As they sweat through another long practice, the male practice players at Gonzaga know one thing.
This isn’t about them. It never is.
Every day, their goal is to make the GU women’s basketball team just a little bit tougher and better prepared for the next game.
Considering that the Zags are 20-1 and ranked 12th in the nation, they’re doing a good job.
Guard Jill Townsend calls the handful of undergrad gym rats who serve on the scout team “unsung heroes.” On Tuesday afternoon at the Volkar Center, they were running the offense of the San Diego Toreros, who visit GU on Thursday night.
And they weren’t going through the motions. There was plenty of gender-neutral pushing and shoving all around, as scout player Griffin Emanuels battled in the paint with 6-foot-3 Jenn Wirth.
No one was backing down, though Emanuels later made an ego-swallowing confession.
“They were scoring on me more than three-quarters of the time,” said Emanuels, a sophomore, said after practice. “I’m going to have to step up my game.”
Then again, so do the women.
Townsend, who grew up playing pickup ball against her older brothers in Okanogan, knows it better than anyone.

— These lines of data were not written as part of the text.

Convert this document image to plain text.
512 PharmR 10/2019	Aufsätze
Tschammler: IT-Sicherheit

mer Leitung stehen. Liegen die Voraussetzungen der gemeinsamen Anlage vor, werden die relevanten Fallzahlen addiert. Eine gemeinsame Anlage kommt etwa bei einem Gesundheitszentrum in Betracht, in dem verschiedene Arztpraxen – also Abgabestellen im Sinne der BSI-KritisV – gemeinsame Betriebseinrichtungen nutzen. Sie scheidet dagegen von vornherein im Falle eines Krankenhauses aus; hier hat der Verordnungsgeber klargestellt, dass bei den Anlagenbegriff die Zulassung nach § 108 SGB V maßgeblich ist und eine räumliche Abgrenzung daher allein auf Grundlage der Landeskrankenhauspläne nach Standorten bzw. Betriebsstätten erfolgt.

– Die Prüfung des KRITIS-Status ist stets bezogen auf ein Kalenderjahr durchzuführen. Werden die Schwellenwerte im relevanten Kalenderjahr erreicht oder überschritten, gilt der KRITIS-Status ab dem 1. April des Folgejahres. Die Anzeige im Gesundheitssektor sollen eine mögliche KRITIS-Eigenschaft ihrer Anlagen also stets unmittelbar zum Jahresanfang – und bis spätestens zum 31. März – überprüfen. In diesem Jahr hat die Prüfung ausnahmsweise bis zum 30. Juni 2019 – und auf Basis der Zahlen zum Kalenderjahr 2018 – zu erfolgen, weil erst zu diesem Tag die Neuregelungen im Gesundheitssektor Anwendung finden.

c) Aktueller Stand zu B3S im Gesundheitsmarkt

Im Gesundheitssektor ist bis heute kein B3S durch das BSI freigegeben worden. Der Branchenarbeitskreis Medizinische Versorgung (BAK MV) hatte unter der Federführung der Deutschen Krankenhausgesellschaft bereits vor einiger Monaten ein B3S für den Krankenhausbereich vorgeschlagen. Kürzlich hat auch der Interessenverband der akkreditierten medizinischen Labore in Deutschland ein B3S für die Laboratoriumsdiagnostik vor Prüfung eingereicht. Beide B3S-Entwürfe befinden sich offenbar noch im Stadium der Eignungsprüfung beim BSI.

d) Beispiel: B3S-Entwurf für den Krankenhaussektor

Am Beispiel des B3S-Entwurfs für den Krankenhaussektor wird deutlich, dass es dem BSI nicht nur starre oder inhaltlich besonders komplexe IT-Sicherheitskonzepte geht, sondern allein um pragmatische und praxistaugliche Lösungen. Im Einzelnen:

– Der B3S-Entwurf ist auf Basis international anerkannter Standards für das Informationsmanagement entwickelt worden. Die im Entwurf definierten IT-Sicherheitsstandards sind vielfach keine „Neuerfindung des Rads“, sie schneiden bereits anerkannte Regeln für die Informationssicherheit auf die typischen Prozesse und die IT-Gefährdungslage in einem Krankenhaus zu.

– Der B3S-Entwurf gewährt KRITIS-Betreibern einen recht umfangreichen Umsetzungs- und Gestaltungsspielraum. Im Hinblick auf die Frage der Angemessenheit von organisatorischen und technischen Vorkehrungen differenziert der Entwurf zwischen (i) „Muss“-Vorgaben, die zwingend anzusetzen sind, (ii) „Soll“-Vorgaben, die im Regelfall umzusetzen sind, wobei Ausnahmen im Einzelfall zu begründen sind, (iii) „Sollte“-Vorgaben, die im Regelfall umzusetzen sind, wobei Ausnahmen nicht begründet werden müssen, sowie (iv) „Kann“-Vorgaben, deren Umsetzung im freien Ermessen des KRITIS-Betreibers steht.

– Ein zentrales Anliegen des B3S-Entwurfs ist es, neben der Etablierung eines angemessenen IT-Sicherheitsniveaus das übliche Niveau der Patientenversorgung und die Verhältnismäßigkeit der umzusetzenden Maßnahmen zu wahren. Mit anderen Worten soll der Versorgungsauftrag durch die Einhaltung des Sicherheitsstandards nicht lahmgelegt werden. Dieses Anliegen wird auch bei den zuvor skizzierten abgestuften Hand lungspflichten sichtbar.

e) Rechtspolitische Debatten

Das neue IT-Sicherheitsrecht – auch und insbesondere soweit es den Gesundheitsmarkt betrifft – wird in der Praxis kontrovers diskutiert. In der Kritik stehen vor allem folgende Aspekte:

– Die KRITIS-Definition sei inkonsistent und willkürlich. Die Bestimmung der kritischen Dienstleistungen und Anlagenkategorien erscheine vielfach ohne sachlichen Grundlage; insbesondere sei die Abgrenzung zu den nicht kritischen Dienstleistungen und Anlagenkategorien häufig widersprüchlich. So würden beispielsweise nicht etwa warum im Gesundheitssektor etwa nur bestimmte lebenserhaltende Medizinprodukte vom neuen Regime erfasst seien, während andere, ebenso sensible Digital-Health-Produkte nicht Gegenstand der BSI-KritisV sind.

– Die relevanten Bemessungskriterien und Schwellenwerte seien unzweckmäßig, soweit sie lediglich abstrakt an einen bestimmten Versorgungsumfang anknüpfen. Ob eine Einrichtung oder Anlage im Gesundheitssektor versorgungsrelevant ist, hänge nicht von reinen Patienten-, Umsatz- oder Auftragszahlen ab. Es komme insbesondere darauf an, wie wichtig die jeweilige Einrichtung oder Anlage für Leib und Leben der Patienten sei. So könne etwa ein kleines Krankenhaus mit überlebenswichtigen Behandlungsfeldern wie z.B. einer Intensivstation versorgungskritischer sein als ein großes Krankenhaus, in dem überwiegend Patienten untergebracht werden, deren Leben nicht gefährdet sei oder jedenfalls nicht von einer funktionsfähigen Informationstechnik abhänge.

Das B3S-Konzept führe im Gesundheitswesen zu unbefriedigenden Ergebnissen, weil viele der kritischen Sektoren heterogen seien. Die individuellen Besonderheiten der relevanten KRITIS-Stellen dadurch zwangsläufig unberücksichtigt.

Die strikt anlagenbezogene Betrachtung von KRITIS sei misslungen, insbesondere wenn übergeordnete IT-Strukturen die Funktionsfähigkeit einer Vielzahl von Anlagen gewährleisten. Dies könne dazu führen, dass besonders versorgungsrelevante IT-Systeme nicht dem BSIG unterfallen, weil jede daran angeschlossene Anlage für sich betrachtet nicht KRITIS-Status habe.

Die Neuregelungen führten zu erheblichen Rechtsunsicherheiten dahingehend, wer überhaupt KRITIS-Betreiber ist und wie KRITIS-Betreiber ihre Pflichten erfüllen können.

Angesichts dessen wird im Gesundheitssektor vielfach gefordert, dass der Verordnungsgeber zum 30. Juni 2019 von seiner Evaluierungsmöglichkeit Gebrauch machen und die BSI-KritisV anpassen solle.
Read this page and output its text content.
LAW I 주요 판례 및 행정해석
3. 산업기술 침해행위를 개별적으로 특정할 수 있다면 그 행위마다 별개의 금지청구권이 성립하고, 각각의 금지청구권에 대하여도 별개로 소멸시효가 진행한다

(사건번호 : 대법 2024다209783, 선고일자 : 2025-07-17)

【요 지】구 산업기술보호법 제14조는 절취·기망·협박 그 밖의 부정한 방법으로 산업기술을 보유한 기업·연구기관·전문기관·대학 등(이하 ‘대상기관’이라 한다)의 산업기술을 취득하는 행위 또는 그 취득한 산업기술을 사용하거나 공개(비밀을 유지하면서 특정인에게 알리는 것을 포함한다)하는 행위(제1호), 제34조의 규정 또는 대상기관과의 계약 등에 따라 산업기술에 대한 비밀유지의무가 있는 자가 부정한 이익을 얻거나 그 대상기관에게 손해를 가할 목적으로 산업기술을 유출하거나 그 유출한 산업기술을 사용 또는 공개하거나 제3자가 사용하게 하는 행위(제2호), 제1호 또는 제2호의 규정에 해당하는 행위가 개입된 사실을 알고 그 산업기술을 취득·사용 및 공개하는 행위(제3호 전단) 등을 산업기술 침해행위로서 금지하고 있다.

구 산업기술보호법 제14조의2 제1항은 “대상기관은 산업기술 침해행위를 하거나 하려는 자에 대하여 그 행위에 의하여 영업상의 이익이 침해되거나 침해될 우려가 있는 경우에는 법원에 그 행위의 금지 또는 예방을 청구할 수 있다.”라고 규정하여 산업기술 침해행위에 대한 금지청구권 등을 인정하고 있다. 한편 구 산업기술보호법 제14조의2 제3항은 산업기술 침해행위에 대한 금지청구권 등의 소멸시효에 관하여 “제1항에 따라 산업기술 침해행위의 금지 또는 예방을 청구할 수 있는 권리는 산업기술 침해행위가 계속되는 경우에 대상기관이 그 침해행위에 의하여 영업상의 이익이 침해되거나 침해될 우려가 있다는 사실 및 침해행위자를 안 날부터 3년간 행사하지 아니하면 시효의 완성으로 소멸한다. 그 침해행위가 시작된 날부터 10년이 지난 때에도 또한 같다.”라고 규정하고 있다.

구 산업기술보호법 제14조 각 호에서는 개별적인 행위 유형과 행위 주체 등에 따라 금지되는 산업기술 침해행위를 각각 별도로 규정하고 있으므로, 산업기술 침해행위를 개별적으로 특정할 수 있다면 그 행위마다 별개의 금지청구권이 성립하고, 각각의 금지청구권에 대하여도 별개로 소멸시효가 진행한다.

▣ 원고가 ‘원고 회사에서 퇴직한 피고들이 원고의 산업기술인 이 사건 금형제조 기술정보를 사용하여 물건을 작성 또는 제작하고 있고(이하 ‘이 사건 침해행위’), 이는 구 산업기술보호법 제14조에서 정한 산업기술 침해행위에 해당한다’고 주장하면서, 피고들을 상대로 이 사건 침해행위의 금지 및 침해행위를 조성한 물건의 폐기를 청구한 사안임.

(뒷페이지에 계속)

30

“If you want to play women’s basketball, you have to play against the guys,” Townsend said. “They’re stronger, quicker and they can jump higher – that’s no lie.
“If you can beat these guys, who can’t you do it against?” Townsend said.
For that reason and others, college women’s teams have been using male practice players for decades. Since legendary Tennessee head coach Pat Summitt began the practice in the 1970s, it’s spread to nearly every Division I program in the nation.
The men bring physicality. Their presence also lessens wear and tear on the women, especially if they’re already shorthanded because of injury, and gives coaches more flexibility with their practice lineup.
The problem is finding the right guys – players who can block out their own ego even as they block a shot. Glory hounds need not apply.
“Sometimes we have to mold them,” said GU assistant coach Craig Fortier, who’s in charge of the practice players. “We do put them through the wringer a little bit.”
The right skill set
When Fortier joined the staff of his wife Lisa in the spring of 2014, he scoured the campus for suitable practice players.
“My first year, I literally just walked around campus and looked for tall guys,” Fortier said.
Now the players, typically five per season, come via word of mouth and from the GU club team. And they come with game.
Back in the day, Emanuels was a pretty fair basketball player at Mercer Island High School.
Actually he was better than that. Only two years ago, he made all-KingCo League for the second year in a row. He considered playing Division III ball in California, but gave up on that dream for a chance at “a normal college life.”
At GU he found former Mercer Island teammate Shane Scott, now a junior. Like Emanuels, he was an all-league player who needed a change of pace.
“I’d been playing since I was 2,” said Scott. “I wanted a break, and I wanted to put academics first.”
But after a one-year hiatus, the game called him back. “There was that burning desire, because I missed basketball,” said Scott, who a year later passed the word to Emanuels.
Also on the court Tuesday was old KingCo rival Kellan Przybylski of Sammamish, Washington, another first-teamer.
Przybylski once made 11 3-pointers in a single game for Skyline High, but it took Scott to point that out.
Przybylski shrugged off the compliment – the perfect reaction for a humble scout player who also happens to be the veteran of the group.
Now in his third year, Przybylski comes to practice with a plan. Along with the other scout players, he knows the San Diego offense and how to run it “to prepare the girls the best we can,” Przybylski said.
They do that for two hours each practice, four or five times a week.
In return, they do get a few meals, shoes and other swag and free treatment in the training room should they roll an ankle.
“The T-shirts are great,” Przybylski said.
The men also get to register early for classes, making them more available for practice. “That’s huge,” Scott said. “They treat us so well – we don’t feel like we’re being taken for granted.”
The biggest rewards are the intangibles.
Emanuels, a business major whose interest is sports management, also dreams of being a coach.
“I love basketball – if I could be a coach one day, what better coaches to learn from than this?” said Emanuels, who also plays club ball.
“But right now I have the best of both worlds,” Emanuels said. “I’m playing a lot of basketball at an awesome school like Gonzaga.”